Reformas "revolucionárias" de Xi para uma China mais eficiente

Governo com menos ministérios e organismos e um regulador único para banca e seguros. Presidente e o Partido Comunista ganham poder e influência

Em outubro, o Congresso do Partido Comunista da China (PCC) reforçou os poderes do partido e do presidente Xi Jinping. No domingo, o Congresso Nacional Popular aprovou alterações à Constituição. Acabou com as limitações de mandatos do chefe do Estado e inscreveu a importância do contributo teórico de Xi na lei fundamental - só Mao Tsé-tung havia recebido esta prerrogativa em funções. O círculo foi completado ontem, quando um plano de reforma institucional foi submetido ao Congresso Nacional Popular. O objetivo é tornar o governo mais organizado, eficiente e orientado para os serviços.

No novo organograma, o Conselho de Estado (governo) vai ter 26 ministérios e outros organismos. No total são abolidos oito ministérios, bem como sete instituições ao nível de vice-ministérios. São criados os ministérios dos Assuntos de Veteranos, do Ambiente, dos Recursos Naturais, da Gestão de Emergências, da Agricultura e dos Assuntos Rurais, da Cultura e Turismo; e a Comissão Nacional de Saúde.

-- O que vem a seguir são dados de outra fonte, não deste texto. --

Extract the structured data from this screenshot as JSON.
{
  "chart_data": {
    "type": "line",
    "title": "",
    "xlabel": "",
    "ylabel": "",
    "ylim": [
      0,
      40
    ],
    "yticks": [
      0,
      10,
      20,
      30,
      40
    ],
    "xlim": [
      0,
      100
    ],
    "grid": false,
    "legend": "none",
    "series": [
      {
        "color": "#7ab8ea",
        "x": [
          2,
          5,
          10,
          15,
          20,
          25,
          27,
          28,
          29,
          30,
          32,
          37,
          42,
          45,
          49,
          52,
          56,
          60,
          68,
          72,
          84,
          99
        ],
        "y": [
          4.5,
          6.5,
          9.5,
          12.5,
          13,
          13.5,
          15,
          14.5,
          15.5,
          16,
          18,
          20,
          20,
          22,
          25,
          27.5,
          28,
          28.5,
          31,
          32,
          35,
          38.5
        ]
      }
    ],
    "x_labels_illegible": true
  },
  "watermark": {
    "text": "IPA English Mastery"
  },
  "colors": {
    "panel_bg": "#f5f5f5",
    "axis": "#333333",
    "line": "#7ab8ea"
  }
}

Tão ou mais importante, os reguladores da banca e dos seguros vão ser fundidos num só e o banco central fica responsável pelos regulamentos da entidade a ser criada. O crash na bolsa chinesa em 2015 e o crescimento desregulado do sistema financeiro - é um dos maiores do mundo com ativos financeiros que equivalem a 470% do produto interno bruto, segundo o FMI - levou a que Pequim agisse.

O documento enviado ao Parlamento chinês sustenta que a fusão das comissões reguladoras da banca e dos seguros se deve ao reconhecimento de "problemas", como a ausência de supervisão, descoordenação e áreas sem responsáveis claros.

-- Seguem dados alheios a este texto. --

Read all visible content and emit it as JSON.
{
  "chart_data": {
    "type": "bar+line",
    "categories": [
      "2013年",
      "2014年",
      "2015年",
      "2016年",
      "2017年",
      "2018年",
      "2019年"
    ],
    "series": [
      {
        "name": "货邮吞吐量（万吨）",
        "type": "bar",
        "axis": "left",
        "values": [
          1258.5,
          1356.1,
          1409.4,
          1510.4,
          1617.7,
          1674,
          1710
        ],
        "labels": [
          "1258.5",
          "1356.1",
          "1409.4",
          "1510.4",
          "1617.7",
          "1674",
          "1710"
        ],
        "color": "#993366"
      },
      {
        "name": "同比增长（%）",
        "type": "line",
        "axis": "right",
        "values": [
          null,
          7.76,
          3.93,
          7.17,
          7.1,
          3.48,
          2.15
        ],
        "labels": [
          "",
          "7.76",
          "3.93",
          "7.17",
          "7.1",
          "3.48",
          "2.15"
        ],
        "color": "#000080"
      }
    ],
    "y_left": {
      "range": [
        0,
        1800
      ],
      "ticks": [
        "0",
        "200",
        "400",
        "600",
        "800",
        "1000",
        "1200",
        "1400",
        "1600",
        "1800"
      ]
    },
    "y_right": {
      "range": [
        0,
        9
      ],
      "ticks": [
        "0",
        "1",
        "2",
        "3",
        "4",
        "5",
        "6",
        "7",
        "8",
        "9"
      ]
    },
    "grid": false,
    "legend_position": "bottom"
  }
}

O novo ministério dedicado aos veteranos é também uma forma de atender aos protestos públicos dos antigos soldados. O organismo fica responsável, entre outras atribuições, de encontrar empregos para ex-militares. Outra novidade é a criação de uma agência de cooperação para o desenvolvimento. Resultante da fusão de serviços dos ministérios das Relações Exteriores e do Comércio, "vai desempenhar em pleno a ajuda externa como um meio-chave da diplomacia", anunciou o conselheiro de Estado Wang Yong aos deputados.

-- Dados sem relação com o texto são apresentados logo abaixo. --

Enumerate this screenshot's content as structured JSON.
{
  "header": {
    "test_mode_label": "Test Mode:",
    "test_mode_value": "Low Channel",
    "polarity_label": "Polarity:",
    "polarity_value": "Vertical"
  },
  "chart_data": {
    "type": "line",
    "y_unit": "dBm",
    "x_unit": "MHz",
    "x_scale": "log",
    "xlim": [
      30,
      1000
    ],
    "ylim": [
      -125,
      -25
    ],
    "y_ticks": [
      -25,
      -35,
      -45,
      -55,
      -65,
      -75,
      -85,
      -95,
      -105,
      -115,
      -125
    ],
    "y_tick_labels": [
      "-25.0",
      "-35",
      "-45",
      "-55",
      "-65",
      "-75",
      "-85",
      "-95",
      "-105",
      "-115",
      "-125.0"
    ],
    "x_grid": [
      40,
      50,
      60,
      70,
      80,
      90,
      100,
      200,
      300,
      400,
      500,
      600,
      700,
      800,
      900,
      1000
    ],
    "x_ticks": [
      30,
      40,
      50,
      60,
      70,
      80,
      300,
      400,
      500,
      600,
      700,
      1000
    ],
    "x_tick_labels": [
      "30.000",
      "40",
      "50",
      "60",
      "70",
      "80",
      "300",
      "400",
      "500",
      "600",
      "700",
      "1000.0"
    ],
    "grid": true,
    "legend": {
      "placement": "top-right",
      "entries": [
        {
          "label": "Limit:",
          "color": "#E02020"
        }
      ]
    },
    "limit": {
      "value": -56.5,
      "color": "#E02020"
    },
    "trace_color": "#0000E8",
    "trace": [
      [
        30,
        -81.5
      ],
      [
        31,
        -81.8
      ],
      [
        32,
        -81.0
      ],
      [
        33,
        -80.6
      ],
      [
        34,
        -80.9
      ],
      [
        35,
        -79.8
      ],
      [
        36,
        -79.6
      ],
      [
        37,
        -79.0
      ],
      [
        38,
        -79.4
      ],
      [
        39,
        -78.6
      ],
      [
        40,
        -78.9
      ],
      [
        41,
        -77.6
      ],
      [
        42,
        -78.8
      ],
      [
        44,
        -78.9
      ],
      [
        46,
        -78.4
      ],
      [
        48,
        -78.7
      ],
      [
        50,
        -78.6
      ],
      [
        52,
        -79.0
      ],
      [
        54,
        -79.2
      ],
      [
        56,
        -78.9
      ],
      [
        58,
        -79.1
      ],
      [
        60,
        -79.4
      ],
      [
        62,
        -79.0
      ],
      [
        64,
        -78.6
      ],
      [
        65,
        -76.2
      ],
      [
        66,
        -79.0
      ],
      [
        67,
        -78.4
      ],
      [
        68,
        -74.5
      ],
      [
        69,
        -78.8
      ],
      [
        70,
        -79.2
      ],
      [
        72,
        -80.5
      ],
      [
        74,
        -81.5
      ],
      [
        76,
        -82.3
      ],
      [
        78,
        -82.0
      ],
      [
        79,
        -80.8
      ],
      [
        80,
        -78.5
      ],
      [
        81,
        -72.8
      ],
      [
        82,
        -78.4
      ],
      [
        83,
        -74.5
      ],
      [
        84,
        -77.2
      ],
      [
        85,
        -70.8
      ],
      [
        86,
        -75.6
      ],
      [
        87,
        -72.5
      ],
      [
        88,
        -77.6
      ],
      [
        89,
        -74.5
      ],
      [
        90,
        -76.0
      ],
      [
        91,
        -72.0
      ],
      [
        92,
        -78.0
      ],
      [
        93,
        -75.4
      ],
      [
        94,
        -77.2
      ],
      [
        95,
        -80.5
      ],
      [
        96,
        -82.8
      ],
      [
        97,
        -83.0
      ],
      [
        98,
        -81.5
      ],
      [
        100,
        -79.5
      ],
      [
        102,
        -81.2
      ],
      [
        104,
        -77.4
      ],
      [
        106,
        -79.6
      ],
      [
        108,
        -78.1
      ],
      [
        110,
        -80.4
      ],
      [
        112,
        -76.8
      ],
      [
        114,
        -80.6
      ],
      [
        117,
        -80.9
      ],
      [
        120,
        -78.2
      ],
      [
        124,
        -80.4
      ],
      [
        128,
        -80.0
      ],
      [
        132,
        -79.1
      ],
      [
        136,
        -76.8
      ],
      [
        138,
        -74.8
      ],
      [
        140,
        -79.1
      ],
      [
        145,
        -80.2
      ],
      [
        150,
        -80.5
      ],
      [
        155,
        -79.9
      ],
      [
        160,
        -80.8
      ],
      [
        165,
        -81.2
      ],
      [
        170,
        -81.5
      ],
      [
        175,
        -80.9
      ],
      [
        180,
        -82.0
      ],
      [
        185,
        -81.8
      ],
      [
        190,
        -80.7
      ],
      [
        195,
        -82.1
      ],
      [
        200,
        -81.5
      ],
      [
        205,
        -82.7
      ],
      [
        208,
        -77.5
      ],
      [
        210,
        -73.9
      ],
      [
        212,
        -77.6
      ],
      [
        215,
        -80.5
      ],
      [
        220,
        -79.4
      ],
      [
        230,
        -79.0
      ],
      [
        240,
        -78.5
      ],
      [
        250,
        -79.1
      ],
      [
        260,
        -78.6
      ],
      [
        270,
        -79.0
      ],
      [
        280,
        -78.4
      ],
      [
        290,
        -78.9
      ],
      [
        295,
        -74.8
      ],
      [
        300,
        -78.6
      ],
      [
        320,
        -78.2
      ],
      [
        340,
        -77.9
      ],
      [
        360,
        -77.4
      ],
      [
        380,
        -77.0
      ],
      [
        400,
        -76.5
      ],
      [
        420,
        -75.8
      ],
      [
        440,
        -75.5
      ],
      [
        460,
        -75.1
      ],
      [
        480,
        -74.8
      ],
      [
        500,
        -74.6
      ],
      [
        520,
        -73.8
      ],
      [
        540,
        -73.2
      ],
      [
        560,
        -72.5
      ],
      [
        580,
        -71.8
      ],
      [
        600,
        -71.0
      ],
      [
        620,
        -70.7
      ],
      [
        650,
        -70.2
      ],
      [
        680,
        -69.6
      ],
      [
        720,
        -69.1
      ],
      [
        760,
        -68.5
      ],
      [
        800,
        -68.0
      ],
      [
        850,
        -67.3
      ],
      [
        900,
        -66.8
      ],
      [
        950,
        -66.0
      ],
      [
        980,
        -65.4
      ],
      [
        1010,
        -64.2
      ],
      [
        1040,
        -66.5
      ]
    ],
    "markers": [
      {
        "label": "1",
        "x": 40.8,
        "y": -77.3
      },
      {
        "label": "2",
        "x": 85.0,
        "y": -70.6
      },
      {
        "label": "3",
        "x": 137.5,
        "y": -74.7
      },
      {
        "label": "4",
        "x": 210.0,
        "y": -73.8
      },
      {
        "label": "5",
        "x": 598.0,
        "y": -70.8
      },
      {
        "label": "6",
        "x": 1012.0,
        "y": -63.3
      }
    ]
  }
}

Será também criada uma entidade de imigração. Sob a alçada do Ministério da Segurança Pública, vai dedicar-se às questões da imigração, tendo em conta as necessidades criadas pelo aumento do número de estrangeiros a viver no país.

"A reforma é revolucionária ao integrar interesses adquiridos e em remodelar novos padrões de interesses", escreveu Liu He, membro da comissão política do Comité Central do PCC no Diário do Povo. "O fortalecimento da liderança geral do partido é a questão central", reconhece, dando a entender de que o PCC terá mais influência no governo. "O aprofundamento da reforma do partido e das instituições do Estado é um requisito inevitável para o fortalecimento da governança a longo prazo do partido."

À Reuters, um funcionário que pediu para não ser identificado deu o tom sobre as mudanças em vista. "Todos parecem considerar os departamentos como os seus próprios interesses - desistir de um pedaço de si mesmo é muito doloroso, mas é um prazer levar um pedaço de outra pessoa."

A China começou a reduzir o tamanho do governo central a cada cinco anos desde 1982, quando Deng Xiaoping presidia ao país.